It was always the policy of the French government to see that the people were sufficiently amused, and also to do every thing possible to attract strangers to the gay capital. Therefore, the theaters are the most gorgeous in the world, and as it would be impossible to maintain them from the admission receipts, the deficiencies are made up from the public treasury. The Grand Opera receives from the government nearly two hundred thousand dollars per year, and a number of other theaters receive like support, the entire amount thus paid aggregating something over six hundred thousand dollars per year. The citizen who may never see the inside of the Opera House is content with this, for it attracts to Paris the foreign sheep whose fleece is his living. Without the Opera the rich American would not come to Paris, and then what would trade be? The Parisian shopkeeper pays that tax willingly; and they pay their artists well, so as to have and keep the best. Any eminent tenor has a salary of twenty to twenty-five thousand dollars per annum; and other talent in proportion. It is not a bad thing to be a tenor in Paris. The salary is very comfortable.
In addition to the regular theaters there are numberless open-air concerts and variety performances in gardens, the spectators sitting on benches on the sand, the stage only being covered. These are always brilliantly lighted, and most artistically and profusely ornamented, and as attractive to the Parisian as to the stranger.
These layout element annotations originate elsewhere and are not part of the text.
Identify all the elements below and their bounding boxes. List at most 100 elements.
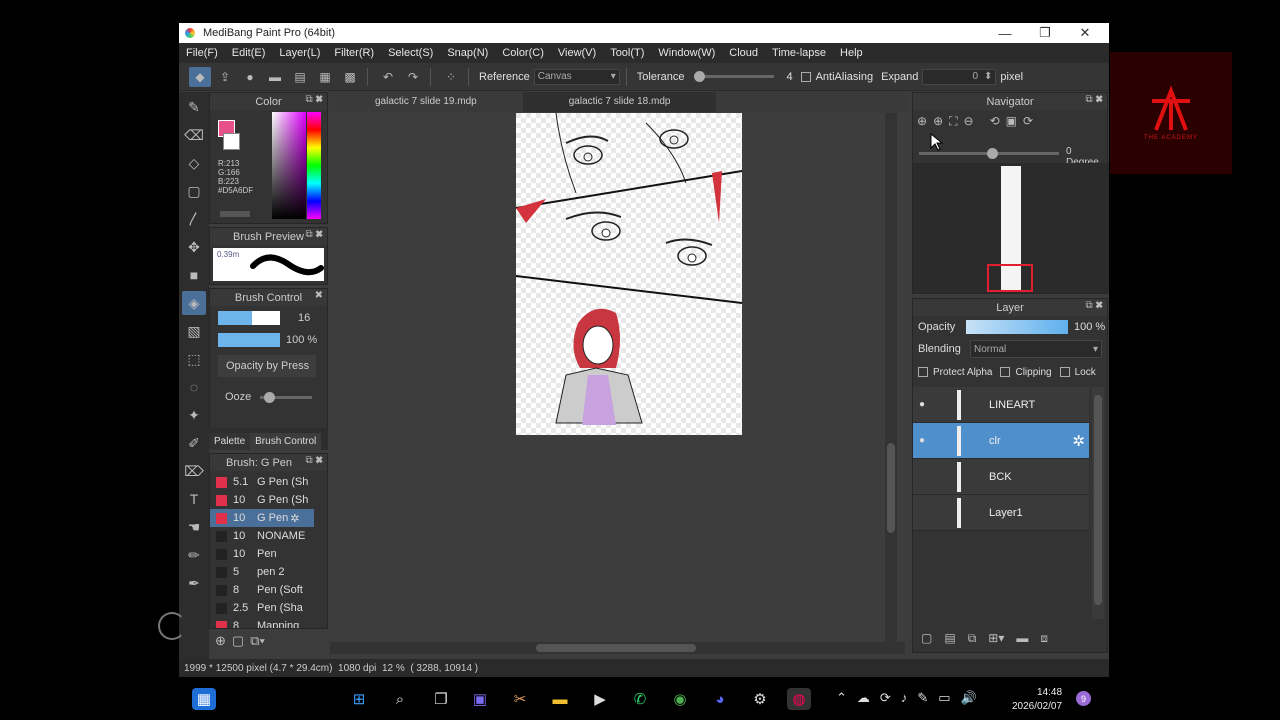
menu-help[interactable]: Help xyxy=(840,47,863,59)
widgets-icon[interactable]: ▦ xyxy=(192,688,216,710)
brush-item[interactable]: 10 Pen xyxy=(210,545,314,563)
menu-tool[interactable]: Tool(T) xyxy=(610,47,644,59)
settings-app-icon[interactable]: ⚙ xyxy=(748,688,772,710)
brush-menu-icon[interactable]: ⧉▾ xyxy=(250,633,265,649)
menu-layer[interactable]: Layer(L) xyxy=(279,47,320,59)
panel-grid-icon[interactable]: ▩ xyxy=(339,67,361,87)
menu-cloud[interactable]: Cloud xyxy=(729,47,758,59)
tab-slide-18[interactable]: galactic 7 slide 18.mdp xyxy=(522,92,717,112)
select-pen-icon[interactable]: ✐ xyxy=(182,431,206,455)
antialias-checkbox[interactable] xyxy=(800,71,811,82)
magic-wand-icon[interactable]: ✦ xyxy=(182,403,206,427)
panel-popout-close-icon[interactable]: ⧉ ✖ xyxy=(305,94,323,105)
fill-rect-icon[interactable]: ■ xyxy=(182,263,206,287)
layer-opacity-slider[interactable] xyxy=(966,320,1068,334)
microphone-icon[interactable]: ♪ xyxy=(901,690,908,706)
undo-icon[interactable]: ↶ xyxy=(377,67,399,87)
rectangle-tool-icon[interactable]: ▢ xyxy=(182,179,206,203)
tray-chevron-up-icon[interactable]: ⌃ xyxy=(836,690,847,706)
lock-checkbox[interactable] xyxy=(1059,367,1070,377)
clock[interactable]: 14:48 2026/02/07 xyxy=(1012,686,1062,714)
add-brush-icon[interactable]: ⊕ xyxy=(215,633,226,649)
select-rect-icon[interactable]: ⬚ xyxy=(182,347,206,371)
tray-sync-icon[interactable]: ⟳ xyxy=(880,690,891,706)
brush-opacity-slider[interactable] xyxy=(218,333,280,347)
brush-item[interactable]: 8 Pen (Soft xyxy=(210,581,314,599)
duplicate-layer-icon[interactable]: ⧉ xyxy=(968,631,977,646)
meet-icon[interactable]: ▣ xyxy=(468,688,492,710)
panel-popout-close-icon[interactable]: ⧉ ✖ xyxy=(1085,300,1103,311)
fit-window-icon[interactable]: ▣ xyxy=(1006,114,1017,129)
expand-input[interactable]: 0 ⬍ xyxy=(922,68,997,85)
brush-tool-icon[interactable]: 〳 xyxy=(182,207,206,231)
add-layer-menu-icon[interactable]: ⊞▾ xyxy=(988,631,1004,646)
tab-palette[interactable]: Palette xyxy=(209,433,251,450)
brush-item[interactable]: 8 Mapping xyxy=(210,617,314,628)
whatsapp-icon[interactable]: ✆ xyxy=(628,688,652,710)
protect-alpha-checkbox[interactable] xyxy=(918,367,928,377)
discord-icon[interactable]: ◕ xyxy=(708,688,732,710)
start-icon[interactable]: ⊞ xyxy=(347,688,371,710)
eyedropper-icon[interactable]: ✒ xyxy=(182,571,206,595)
ooze-slider[interactable] xyxy=(260,392,312,403)
tab-brush-control[interactable]: Brush Control xyxy=(250,433,322,450)
gradient-tool-icon[interactable]: ▧ xyxy=(182,319,206,343)
selection-dots-icon[interactable]: ⁘ xyxy=(440,67,462,87)
merge-layer-icon[interactable]: ⧈ xyxy=(1040,631,1048,646)
menu-snap[interactable]: Snap(N) xyxy=(447,47,488,59)
navigator-viewport[interactable] xyxy=(987,264,1033,292)
panel-popout-close-icon[interactable]: ⧉ ✖ xyxy=(305,229,323,240)
clipping-checkbox[interactable] xyxy=(1000,367,1011,377)
brush-item[interactable]: 10 NONAME xyxy=(210,527,314,545)
navigator-preview[interactable] xyxy=(913,163,1109,293)
tab-slide-19[interactable]: galactic 7 slide 19.mdp xyxy=(329,92,523,112)
zoom-in-2-icon[interactable]: ⊕ xyxy=(933,114,943,129)
tolerance-slider[interactable] xyxy=(694,71,775,82)
document-canvas[interactable] xyxy=(516,113,742,435)
move-tool-icon[interactable]: ✥ xyxy=(182,235,206,259)
vertical-scrollbar[interactable] xyxy=(885,113,897,654)
vertical-scroll-thumb[interactable] xyxy=(887,443,895,533)
reference-select[interactable]: Canvas ▾ xyxy=(533,68,620,85)
medibang-taskbar-icon[interactable]: ◍ xyxy=(787,688,811,710)
speech-bubble-2-icon[interactable]: ▬ xyxy=(264,67,286,87)
notification-badge[interactable]: 9 xyxy=(1076,691,1091,706)
bucket-tool-icon[interactable]: ◈ xyxy=(182,291,206,315)
new-layer-icon[interactable]: ▢ xyxy=(921,631,932,646)
search-icon[interactable]: ⌕ xyxy=(388,688,412,710)
menu-window[interactable]: Window(W) xyxy=(658,47,715,59)
horizontal-scroll-thumb[interactable] xyxy=(536,644,696,652)
brush-settings-gear-icon[interactable]: ✲ xyxy=(290,512,299,525)
layer-scrollbar[interactable] xyxy=(1092,387,1104,619)
brush-item[interactable]: 2.5 Pen (Sha xyxy=(210,599,314,617)
opacity-by-pressure-row[interactable]: Opacity by Press xyxy=(218,355,316,377)
background-color-swatch[interactable] xyxy=(223,133,240,150)
menu-color[interactable]: Color(C) xyxy=(502,47,544,59)
hand-tool-icon[interactable]: ☚ xyxy=(182,515,206,539)
select-eraser-icon[interactable]: ⌦ xyxy=(182,459,206,483)
bucket-mode-icon[interactable]: ◆ xyxy=(189,66,211,87)
layer-row-layer1[interactable]: Layer1 xyxy=(913,495,1089,531)
panel-popout-close-icon[interactable]: ✖ xyxy=(315,290,323,301)
volume-icon[interactable]: 🔊 xyxy=(961,690,977,706)
visibility-dot-icon[interactable]: ● xyxy=(913,399,931,410)
new-brush-icon[interactable]: ▢ xyxy=(232,633,244,649)
brush-item[interactable]: 10 G Pen (Sh xyxy=(210,491,314,509)
zoom-in-icon[interactable]: ⊕ xyxy=(917,114,927,129)
document-icon[interactable]: ▤ xyxy=(289,67,311,87)
menu-file[interactable]: File(F) xyxy=(186,47,218,59)
menu-timelapse[interactable]: Time-lapse xyxy=(772,47,826,59)
folder-icon[interactable]: ▬ xyxy=(1016,631,1028,646)
menu-select[interactable]: Select(S) xyxy=(388,47,433,59)
lasso-icon[interactable]: ◌ xyxy=(182,375,206,399)
app-icon[interactable]: ✂ xyxy=(508,688,532,710)
zoom-out-icon[interactable]: ⊖ xyxy=(964,114,974,129)
menu-view[interactable]: View(V) xyxy=(558,47,596,59)
new-halftone-layer-icon[interactable]: ▤ xyxy=(944,631,955,646)
layer-settings-gear-icon[interactable]: ✲ xyxy=(1072,432,1085,450)
redo-icon[interactable]: ↷ xyxy=(402,67,424,87)
menu-filter[interactable]: Filter(R) xyxy=(334,47,374,59)
layer-row-bck[interactable]: BCK xyxy=(913,459,1089,495)
minimize-icon[interactable]: — xyxy=(985,23,1025,43)
rotate-right-icon[interactable]: ⟳ xyxy=(1023,114,1033,129)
There is no entrance fee to these places. You wonder at the liberality of the proprietor, and say to yourself, if you could only find a hotel with similar views, you would immediately remove to Paris, and make it a permanent residence. But once inside, you find a pang in store for you. The free entrance is merely to evade some ordinance or other, and you are required to purchase refreshments, and no matter what it is, an ice or a glass of beer, the price is the same, three francs, or sixty cents, which makes really a high admission, even for Paris. It is the same as though a landlord should make no charge for his rooms, but compel you to pay two dollars for the privilege of getting into bed. Nowhere can something be had for nothing, and the more liberal it is at the beginning, the dearer it is at the ending.
But the chief delight of the middle and lower class of Parisians is the ball at night. There are scores and scores of gardens in every part of the city, immense enclosures, with a magnificent orchestra in the center, in which the Parisian dances and dances, seemingly never tiring. He stops now and then for a glass of wine, or the non-exhilarating syrup with which he lights his soul and ruins his stomach, if he has soul and stomach, but he seems to regret even this loss of time. The women are even more intoxicated with the dance than the men. A man may stop a minute and be easy, but the women chafe under the pauses in the music, and are impatient to be in motion.
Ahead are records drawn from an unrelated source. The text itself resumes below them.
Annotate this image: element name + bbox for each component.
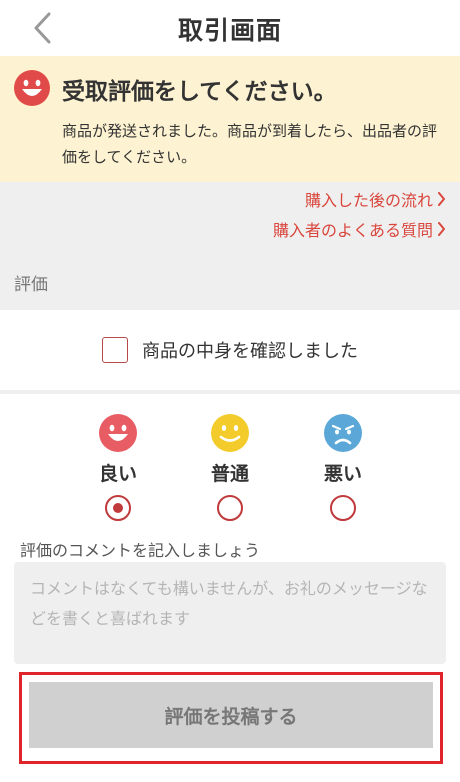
notice-body: 商品が発送されました。商品が到着したら、出品者の評価をしてください。	[62, 122, 438, 166]
rating-option-neutral[interactable]: 普通	[200, 414, 260, 521]
chevron-right-icon	[438, 192, 445, 206]
rating-label-good: 良い	[98, 463, 137, 485]
link-label: 購入者のよくある質問	[272, 221, 433, 240]
rating-radio-neutral[interactable]	[217, 495, 243, 521]
link-label: 購入した後の流れ	[304, 191, 433, 210]
confirm-contents-row[interactable]: 商品の中身を確認しました	[0, 310, 460, 390]
rating-option-good[interactable]: 良い	[88, 414, 148, 521]
rating-area: 良い 普通 悪い 評価のコメントを記入しましょう 評価を投稿する	[0, 394, 460, 782]
help-links: 購入した後の流れ 購入者のよくある質問	[273, 184, 446, 244]
comment-input[interactable]	[14, 562, 446, 664]
confirm-contents-checkbox[interactable]	[102, 337, 128, 363]
neutral-face-icon	[211, 414, 249, 452]
notice-banner: 受取評価をしてください。 商品が発送されました。商品が到着したら、出品者の評価を…	[0, 56, 460, 182]
link-buyer-faq[interactable]: 購入者のよくある質問	[273, 214, 446, 244]
chevron-right-icon	[438, 222, 445, 236]
section-label-rating: 評価	[14, 275, 48, 295]
submit-highlight-frame: 評価を投稿する	[19, 672, 443, 764]
smile-face-icon	[14, 70, 50, 106]
notice-title: 受取評価をしてください。	[62, 79, 337, 105]
rating-label-neutral: 普通	[210, 463, 249, 485]
link-after-purchase-flow[interactable]: 購入した後の流れ	[273, 184, 446, 214]
sad-face-icon	[324, 414, 362, 452]
rating-label-bad: 悪い	[323, 463, 362, 485]
comment-label: 評価のコメントを記入しましょう	[20, 541, 261, 560]
submit-rating-button[interactable]: 評価を投稿する	[29, 682, 433, 748]
smile-face-icon	[99, 414, 137, 452]
rating-option-bad[interactable]: 悪い	[313, 414, 373, 521]
header: 取引画面	[0, 0, 460, 56]
rating-radio-good[interactable]	[105, 495, 131, 521]
confirm-contents-label: 商品の中身を確認しました	[142, 341, 358, 362]
page-title: 取引画面	[177, 16, 282, 45]
rating-radio-bad[interactable]	[330, 495, 356, 521]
There are gardens for the very poor, where the admission is a sou, or such a matter, for the men, and nothing for the women. The grounds outside are rather diminutive, and the ornamentation somewhat scanty, but the dancing floor is there and the orchestra likewise, and the blouses and calico enjoy themselves as thoroughly as the broadcloth and silk that frequent the higher priced places.
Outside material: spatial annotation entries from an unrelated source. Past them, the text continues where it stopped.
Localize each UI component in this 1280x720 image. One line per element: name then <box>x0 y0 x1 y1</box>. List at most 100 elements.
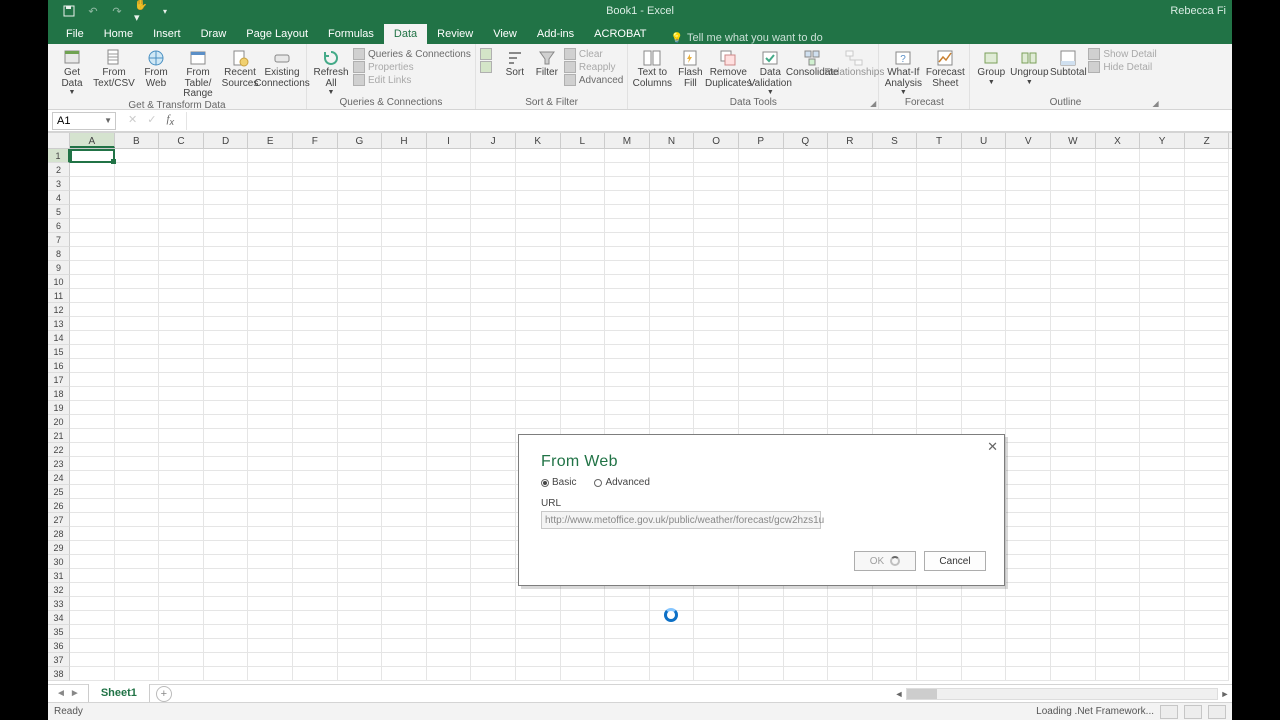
save-icon[interactable] <box>62 4 76 18</box>
cell[interactable] <box>873 653 918 667</box>
cell[interactable] <box>248 541 293 555</box>
cell[interactable] <box>784 247 829 261</box>
cell[interactable] <box>382 485 427 499</box>
cell[interactable] <box>382 149 427 163</box>
cell[interactable] <box>382 387 427 401</box>
refresh-all-button[interactable]: Refresh All▼ <box>311 46 351 96</box>
cell[interactable] <box>427 331 472 345</box>
cell[interactable] <box>159 625 204 639</box>
cell[interactable] <box>338 457 383 471</box>
cell[interactable] <box>471 471 516 485</box>
cell[interactable] <box>338 569 383 583</box>
cell[interactable] <box>248 303 293 317</box>
cell[interactable] <box>605 219 650 233</box>
cell[interactable] <box>248 457 293 471</box>
cell[interactable] <box>739 667 784 681</box>
cell[interactable] <box>293 177 338 191</box>
cell[interactable] <box>1140 205 1185 219</box>
cell[interactable] <box>338 541 383 555</box>
cell[interactable] <box>1051 401 1096 415</box>
cell[interactable] <box>293 555 338 569</box>
cell[interactable] <box>650 149 695 163</box>
cell[interactable] <box>917 667 962 681</box>
horizontal-scrollbar[interactable]: ◄ ► <box>892 687 1232 701</box>
row-header[interactable]: 23 <box>48 457 70 471</box>
cell[interactable] <box>828 303 873 317</box>
cell[interactable] <box>427 415 472 429</box>
cell[interactable] <box>204 177 249 191</box>
cell[interactable] <box>694 261 739 275</box>
cell[interactable] <box>338 597 383 611</box>
cell[interactable] <box>159 583 204 597</box>
cell[interactable] <box>561 359 606 373</box>
cell[interactable] <box>873 247 918 261</box>
cell[interactable] <box>1006 639 1051 653</box>
cell[interactable] <box>694 247 739 261</box>
cell[interactable] <box>159 541 204 555</box>
cell[interactable] <box>1096 597 1141 611</box>
column-header[interactable]: M <box>605 133 650 148</box>
column-header[interactable]: A <box>70 133 115 148</box>
column-header[interactable]: L <box>561 133 606 148</box>
cell[interactable] <box>204 247 249 261</box>
cell[interactable] <box>471 219 516 233</box>
cell[interactable] <box>516 317 561 331</box>
cell[interactable] <box>427 275 472 289</box>
cell[interactable] <box>293 359 338 373</box>
cell[interactable] <box>248 219 293 233</box>
row-header[interactable]: 20 <box>48 415 70 429</box>
column-header[interactable]: C <box>159 133 204 148</box>
cell[interactable] <box>561 415 606 429</box>
cell[interactable] <box>873 331 918 345</box>
cell[interactable] <box>1051 611 1096 625</box>
cell[interactable] <box>917 247 962 261</box>
cell[interactable] <box>1006 569 1051 583</box>
tab-insert[interactable]: Insert <box>143 24 191 44</box>
cell[interactable] <box>338 275 383 289</box>
cell[interactable] <box>248 317 293 331</box>
cell[interactable] <box>962 289 1007 303</box>
cell[interactable] <box>784 415 829 429</box>
cell[interactable] <box>694 359 739 373</box>
sort-az-button[interactable] <box>480 48 498 60</box>
cell[interactable] <box>1096 667 1141 681</box>
cell[interactable] <box>561 149 606 163</box>
cell[interactable] <box>293 443 338 457</box>
cell[interactable] <box>382 275 427 289</box>
cell[interactable] <box>516 163 561 177</box>
cell[interactable] <box>516 345 561 359</box>
cell[interactable] <box>1006 219 1051 233</box>
cell[interactable] <box>1006 429 1051 443</box>
cell[interactable] <box>115 303 160 317</box>
cell[interactable] <box>694 275 739 289</box>
cell[interactable] <box>427 443 472 457</box>
cell[interactable] <box>382 289 427 303</box>
cell[interactable] <box>248 275 293 289</box>
cell[interactable] <box>1140 597 1185 611</box>
cell[interactable] <box>962 373 1007 387</box>
cell[interactable] <box>1185 331 1230 345</box>
cell[interactable] <box>159 611 204 625</box>
cell[interactable] <box>159 639 204 653</box>
cell[interactable] <box>1006 555 1051 569</box>
cell[interactable] <box>873 317 918 331</box>
cell[interactable] <box>293 331 338 345</box>
cell[interactable] <box>650 275 695 289</box>
cell[interactable] <box>293 653 338 667</box>
cell[interactable] <box>516 359 561 373</box>
cell[interactable] <box>293 625 338 639</box>
cell[interactable] <box>917 303 962 317</box>
cell[interactable] <box>739 401 784 415</box>
cell[interactable] <box>204 219 249 233</box>
reapply-button[interactable]: Reapply <box>564 61 623 73</box>
cell[interactable] <box>204 611 249 625</box>
cell[interactable] <box>694 163 739 177</box>
cell[interactable] <box>828 653 873 667</box>
cell[interactable] <box>159 401 204 415</box>
sheet-nav-next-icon[interactable]: ► <box>70 688 80 699</box>
cell[interactable] <box>650 331 695 345</box>
cell[interactable] <box>1185 597 1230 611</box>
cell[interactable] <box>561 345 606 359</box>
cell[interactable] <box>115 485 160 499</box>
cell[interactable] <box>739 289 784 303</box>
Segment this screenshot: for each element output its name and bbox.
The Jardin Mabille, near the Champs Elysées, is the best known in Paris. It has world-wide celebrity, and no foreigner, no matter of what nation, ever leaves Paris without paying it, at least, one visit. It is a wondrously beautiful place, gorgeously illuminated with colored lights, and full to excess of trees, shrubbery, flowers and everything else that is beautiful. There are long walks, tortuous labyrinths, tables everywhere under trees, and it is filled with all sorts of attractions to take money from the visitor.
THE WICKED MABILLE.
The foreigner goes there to see the peculiar dancing, of which he or she has heard so much. The whole world knows of the can-can, and the whole world has heard of the frightfully immodest exposure of person visible at these bacchanalian orgies. I doubt if a youth ever left his native home in America that his mother did not exact a promise from him that he would not visit this horrible Mabille, which promise he gave, with, “Why, mother, do you suppose I would go to such a place? Never!” And then he went there the first time he was in Paris. He wasted no time.